Over the last eight months, French, Danish and Dutch naval escorts had proved invaluable support. But beyond June, the UN agency has received no commitments for further escorts, he said.
By December, according to the WFP, the overall number of people in need of food assistance is expected to rise to 3.5 million, up from at least 2.6 million now. In Somalia, about 90 per cent of food aid arrives by sea.
“Somalia is at a dire crossroads”, said Mr Goossens.
“If sufficient food and other humanitarian assistance cannot be scaled up in the coming months, parts of the country could well be in the grips of disaster similar to the 1992-1993 famine.”
The country’s administration was poorly equipped to deal with attacks on aid agencies and non-governmental organisations, said Abdi Awaleh Jama, ambassador for Somalia’s transitional government.
He told Al Jazeera that “those who are attacking the [aid workers] are the enemies of the Somali government. Of course they are going to be the winner; the losers will be the affected population of Somalia. The international community should not allow that to happen”.
“The only viable solution would be for these aid workers to regroup where the government forces are … in the areas which [the government forces] control.”

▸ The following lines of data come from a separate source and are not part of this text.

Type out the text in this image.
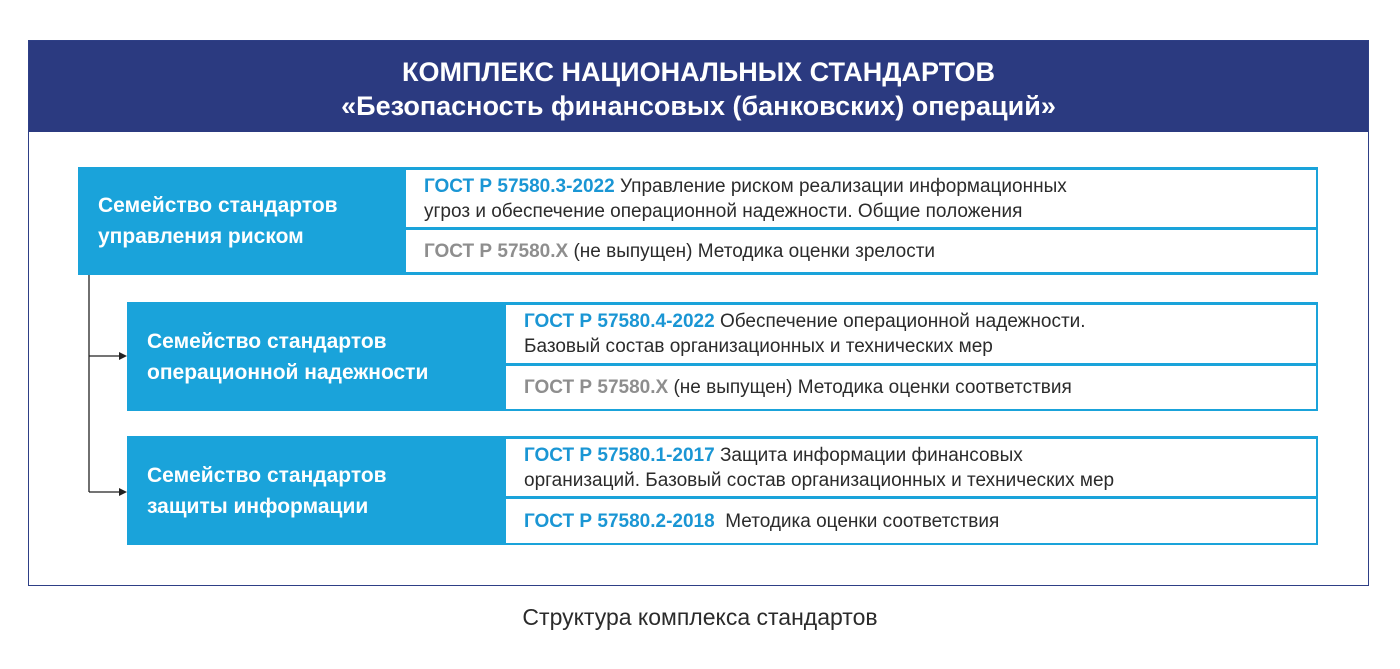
КОМПЛЕКС НАЦИОНАЛЬНЫХ СТАНДАРТОВ
«Безопасность финансовых (банковских) операций»
Семейство стандартов
управления риском
ГОСТ Р 57580.3-2022 Управление риском реализации информационных
угроз и обеспечение операционной надежности. Общие положения
ГОСТ Р 57580.Х (не выпущен) Методика оценки зрелости
Семейство стандартов
операционной надежности
ГОСТ Р 57580.4-2022 Обеспечение операционной надежности.
Базовый состав организационных и технических мер
ГОСТ Р 57580.Х (не выпущен) Методика оценки соответствия
Семейство стандартов
защиты информации
ГОСТ Р 57580.1-2017 Защита информации финансовых
организаций. Базовый состав организационных и технических мер
ГОСТ Р 57580.2-2018  Методика оценки соответствия
Структура комплекса стандартов
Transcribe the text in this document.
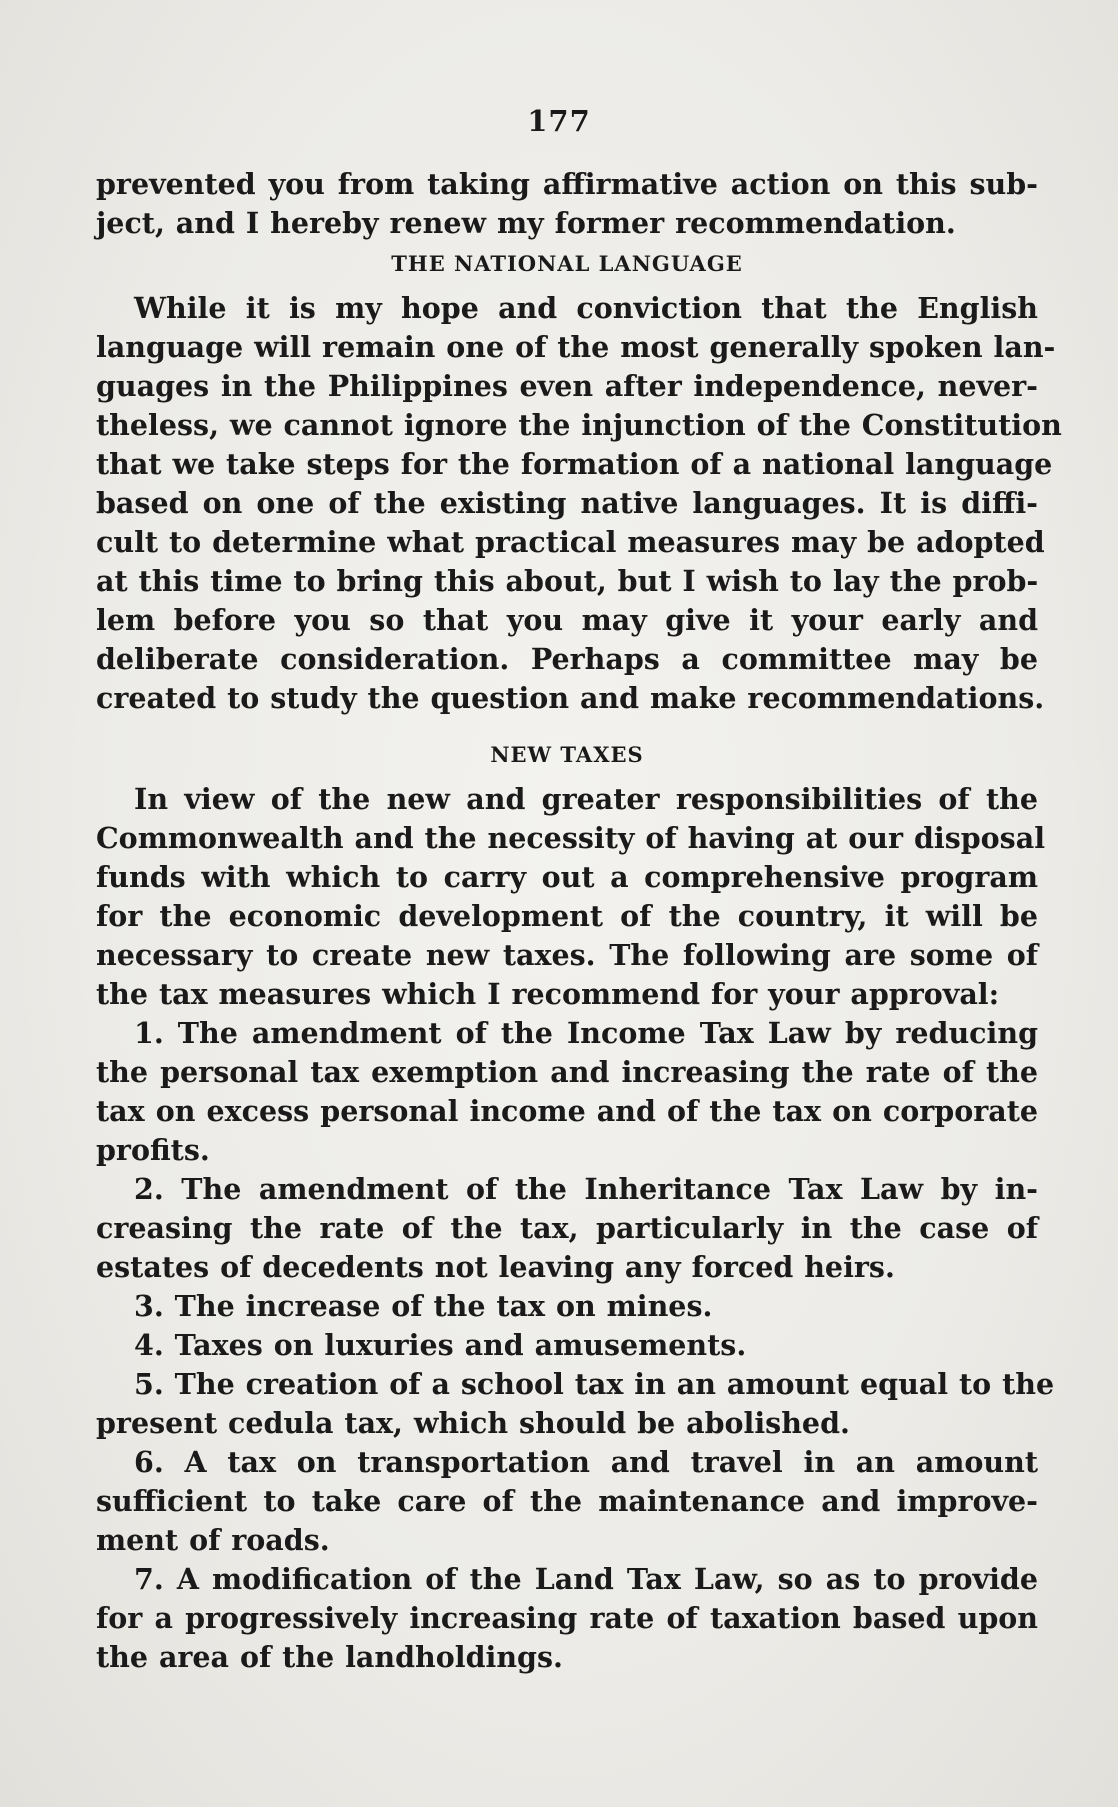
177
prevented you from taking affirmative action on this sub-
ject, and I hereby renew my former recommendation.
THE NATIONAL LANGUAGE
While it is my hope and conviction that the English
language will remain one of the most generally spoken lan-
guages in the Philippines even after independence, never-
theless, we cannot ignore the injunction of the Constitution
that we take steps for the formation of a national language
based on one of the existing native languages. It is diffi-
cult to determine what practical measures may be adopted
at this time to bring this about, but I wish to lay the prob-
lem before you so that you may give it your early and
deliberate consideration. Perhaps a committee may be
created to study the question and make recommendations.
NEW TAXES
In view of the new and greater responsibilities of the
Commonwealth and the necessity of having at our disposal
funds with which to carry out a comprehensive program
for the economic development of the country, it will be
necessary to create new taxes. The following are some of
the tax measures which I recommend for your approval:
1. The amendment of the Income Tax Law by reducing
the personal tax exemption and increasing the rate of the
tax on excess personal income and of the tax on corporate
profits.
2. The amendment of the Inheritance Tax Law by in-
creasing the rate of the tax, particularly in the case of
estates of decedents not leaving any forced heirs.
3. The increase of the tax on mines.
4. Taxes on luxuries and amusements.
5. The creation of a school tax in an amount equal to the
present cedula tax, which should be abolished.
6. A tax on transportation and travel in an amount
sufficient to take care of the maintenance and improve-
ment of roads.
7. A modification of the Land Tax Law, so as to provide
for a progressively increasing rate of taxation based upon
the area of the landholdings.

“We call on the international community to accelerate the deployment of United Nations peacekeeping forces in Somalia as soon as possible to avert a disaster.”
After a transport agent working for the WFP was shot dead on Sunday in southern Somalia, the UN issued fresh protests about the security situation in Somalia. The man was the fifth WFP-contracted worker, and the twelfth aid worker to be killed in the country this year.
Because of increase security threats, which are largely blamed on fighters from the Union of Islamic Courts, operations have been scaled down by aid groups.
Since early 2007, when they were ousted by joint Somali-Ethiopian forces, the Union of Islamic Courts has waged a guerrilla war.
Somalia is a desert nation of up to 10 million people, ravaged by war since 1991, when Mohamed Siad Barre, the former president, was forced from power.
Although a ceasefire came into force on July 9 between the UN-backed interim government and opposition forces, it has repeatedly been violated.
Recently, the latest violence occured : an army camp in Mogadishu came under attack, which triggered clashes that claimed the lives of four civilians.